Improved allocation design, with 4-byte pointers, and sometimes 5-byte in effect

Sorry, I didn’t mean “map a file in the filesystem”, I referred to “issue a syscall to map memory”, which is typically mmap with an anonymous mapping, or madvise.

In the julia world, we just ask malloc for the backing memory of large Memory instances. malloc in turn asks the OS kernel.

This btw is why many users have such performance issues with dTLB! Due to this architecture, we don’t get to control the fine details of the request and are at the mercy of e.g. glibc defaults that are not tuned to julia. It is extremely advisable to inform the kernel that userspace (aka julia) is too stupid to correctly convey madvise details about desired huge-pages, and to system-wide override userspace choices that are bad for julia performance (just don’t run large mySQL instances on the same machine). Cf eg here.

In the JVM world, they have to talk to the OS kernel relatively directly, because compressed object references together with the JVM array memory layout require very careful management of precious virtual address space. But they do set all the madvise options correctly, no system-wide kernel tuning required!

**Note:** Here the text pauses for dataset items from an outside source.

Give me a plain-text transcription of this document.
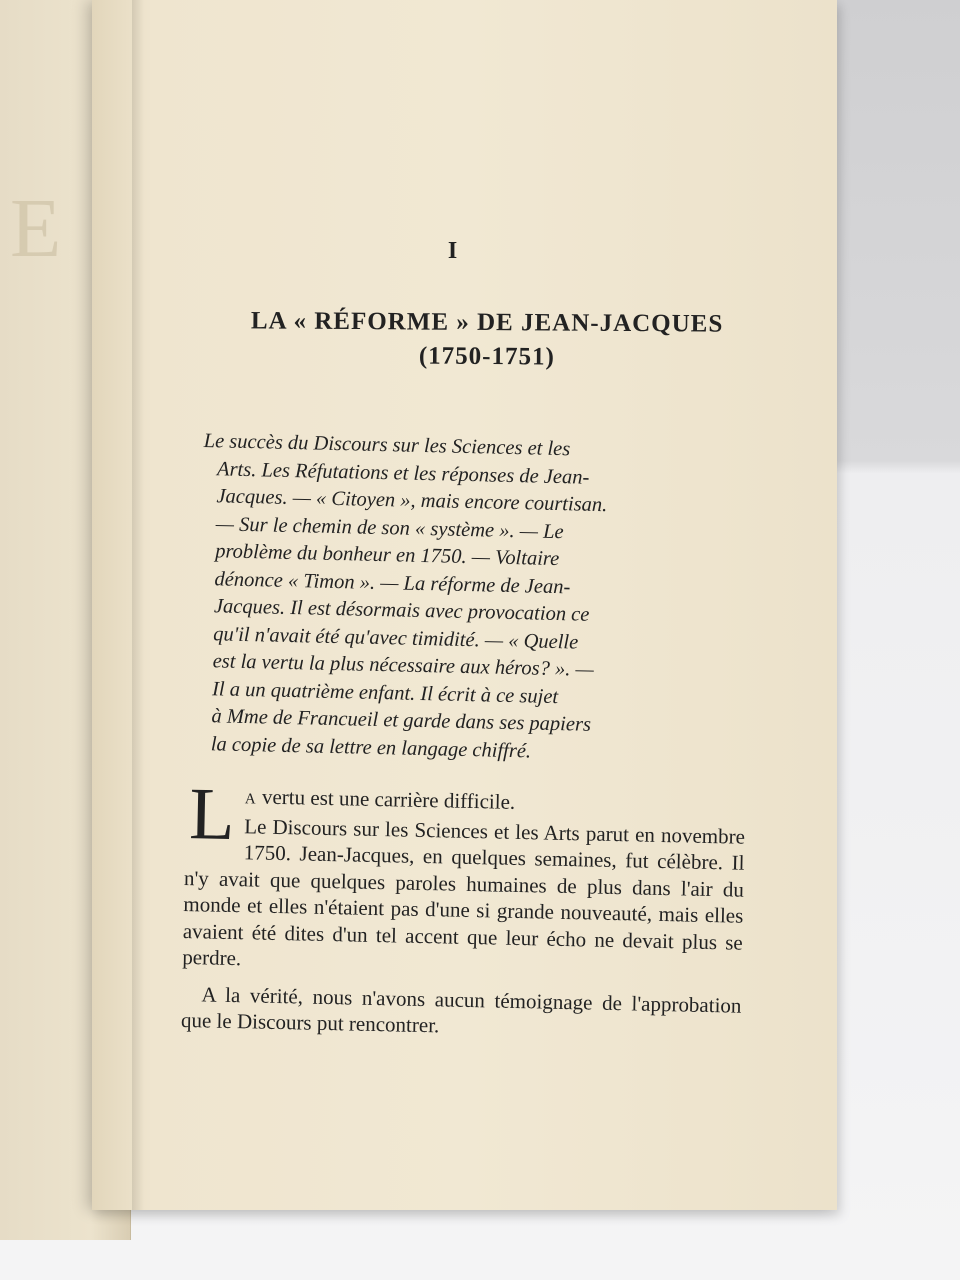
E	I
LA « RÉFORME » DE JEAN-JACQUES
(1750-1751)
Le succès du Discours sur les Sciences et les
Arts. Les Réfutations et les réponses de Jean-
Jacques. — « Citoyen », mais encore courtisan.
— Sur le chemin de son « système ». — Le
problème du bonheur en 1750. — Voltaire
dénonce « Timon ». — La réforme de Jean-
Jacques. Il est désormais avec provocation ce
qu'il n'avait été qu'avec timidité. — « Quelle
est la vertu la plus nécessaire aux héros? ». —
Il a un quatrième enfant. Il écrit à ce sujet
à Mme de Francueil et garde dans ses papiers
la copie de sa lettre en langage chiffré.

L A vertu est une carrière difficile.
Le Discours sur les Sciences et les Arts parut en novembre 1750. Jean-Jacques, en quelques semaines, fut célèbre. Il n'y avait que quelques paroles humaines de plus dans l'air du monde et elles n'étaient pas d'une si grande nouveauté, mais elles avaient été dites d'un tel accent que leur écho ne devait plus se perdre.

A la vérité, nous n'avons aucun témoignage de l'approbation que le Discours put rencontrer.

For large arrays, you can simply try out the alignment:
julia> @noinline function foo(n)
a=Vector{Int}(undef, n)
trailing_zeros(reinterpret(UInt64,pointer(a)))
end
foo (generic function with 1 method)

julia> function foo2(n)
       mi = 64
       ma = 0
       for i=1:1000
       t=foo(n)
       mi = min(mi, t)
       ma = max(ma, t)
       end
       mi, ma
       end
foo2 (generic function with 1 method)

julia> begin
       @show foo2(1)
       @show foo2(1<<10)
       @show foo2(1<<16)
       @show foo2(1<<24)
       end
foo2(1) = (5, 13)
foo2(1 << 10) = (6, 15)
foo2(1 << 16) = (6, 12)
foo2(1 << 24) = (6, 6)

You see that large array allocations are always aligned to exactly 64 bytes: The request goes to the OS kernel, gets page / hugepage aligned, and the initial 64 bytes are filled with metadata to allow free to clean up.

Yes.

I think that is guaranteed by hardware, pretty much, i.e. it would not be possible to write an OS that does it differently. Mapping between file and physical memory is pure software, but the mapping between virtual address and physical address is done by the MMU, directly in silicon. And the layout of page-tables has certain alignment guarantees.

So if you wrote a kernel that allows you to map a file with an offset of e.g. 1 – sure, no problem for your first process, just need to record and handle that right on page-fault. Then a different process tries to map the file with an offset of zero and the two use that for IPC – and now you’re fucked because the structure of the pagetable, as required by the in-silicon pagewalkers, just doesn’t have space to even encode an unaligned virtual-to-physical mapping, and even though userspace never sees physical addresses, this implies a constraint on alignment / offset between two different mappings that alias, i.e. target the same physical memory.